The Telemetry PCB was designed to consolidate the previous vehicle telemetry system, which relied on multiple development boards, into a single integrated PCB. The Telemetry PCB interfaces with the vehicle's CAN bus, processes telemetry data using a STM32 microcontroller, and transmits real-time vehicle data wirelessly through an XBee radio module.
Its purpose is to enable live monitoring of vehicle performance metrics (such as wheel speeds, torque signals, vehicle acceleration etc). By integrating the microcontroller, radio interface, CAN transceiver, SD card logging, and power regulation onto one board.
The schematic was built around an STM32F446RCT6 microcontroller responsible for receiving CAN data, packaging telemetry packets, logging data to an SD card, and transmitting packets through the radio module. The board interfaces with the vehicle network through an SN65HVD230 CAN transceiver, allowing telemetry messages from the vehicle CAN bus to be decoded and forwarded to the telemetry system.
Power for the board is derived from the vehicle 24 V supply, which is stepped down to 3.3 V using an LMR36503 buck regulator. Local decoupling capacitors were placed throughout the design to stabilize the supply rails and reduce switching noise.

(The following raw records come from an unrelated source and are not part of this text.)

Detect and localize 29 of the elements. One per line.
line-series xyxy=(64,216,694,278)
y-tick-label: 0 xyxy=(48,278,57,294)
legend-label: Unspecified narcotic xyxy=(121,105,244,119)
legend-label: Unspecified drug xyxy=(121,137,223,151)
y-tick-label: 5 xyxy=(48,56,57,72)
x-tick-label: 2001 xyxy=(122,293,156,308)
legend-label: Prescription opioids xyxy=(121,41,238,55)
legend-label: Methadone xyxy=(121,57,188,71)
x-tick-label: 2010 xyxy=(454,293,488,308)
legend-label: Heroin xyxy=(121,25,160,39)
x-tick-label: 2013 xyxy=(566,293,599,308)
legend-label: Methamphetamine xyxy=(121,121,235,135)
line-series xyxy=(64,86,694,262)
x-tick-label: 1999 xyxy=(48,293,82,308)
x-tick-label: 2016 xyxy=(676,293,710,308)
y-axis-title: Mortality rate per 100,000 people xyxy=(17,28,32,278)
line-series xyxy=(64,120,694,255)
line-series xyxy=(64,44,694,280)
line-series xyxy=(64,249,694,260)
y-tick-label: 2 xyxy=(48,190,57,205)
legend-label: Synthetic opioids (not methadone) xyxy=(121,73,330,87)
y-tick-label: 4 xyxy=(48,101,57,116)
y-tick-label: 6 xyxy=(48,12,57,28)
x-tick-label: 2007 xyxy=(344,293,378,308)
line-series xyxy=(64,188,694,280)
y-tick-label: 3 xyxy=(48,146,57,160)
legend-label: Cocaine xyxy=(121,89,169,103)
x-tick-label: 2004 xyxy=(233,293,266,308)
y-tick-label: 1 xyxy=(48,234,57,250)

An XBee radio interface provides wireless communication with the ground station dashboard, while a microSD card interface allows telemetry data to be logged locally through the SPI interface for redundancy. External crystal oscillators and an SWD programming header were also included to support a 10MHz clock and easy debugging during firmware development.
The board was implemented as a 4-layer PCB to improve signal integrity and power distribution. Dedicated internal layers were used for solid ground and power planes, providing low-impedance return paths and reducing switching noise from the buck converter and digital circuitry.
High-speed signals such as SPI and CAN were routed with minimal vias and short trace lengths to reduce impedance discontinuities. Decoupling capacitors were placed directly adjacent to the corresponding power pins of the microcontroller and other ICs to minimize loop inductance and ensure stable supply rails.
Additional placement constraints were applied for EMI and power integrity. The radio module was positioned near the board edge and isolated from noisy power components, while the switching regulator and inductor were placed away from sensitive digital and RF circuitry to reduce conducted and radiated noise coupling.
The final telemetry PCB successfully integrated the functionality of several development boards into a single compact design. The board was able to receive CAN data from the vehicle, process and transmit telemetry packets through the radio link, and simultaneously log data to the onboard SD card.
This consolidation reduced wiring complexity and improved system reliability while maintaining all telemetry capabilities required for the vehicle dashboard.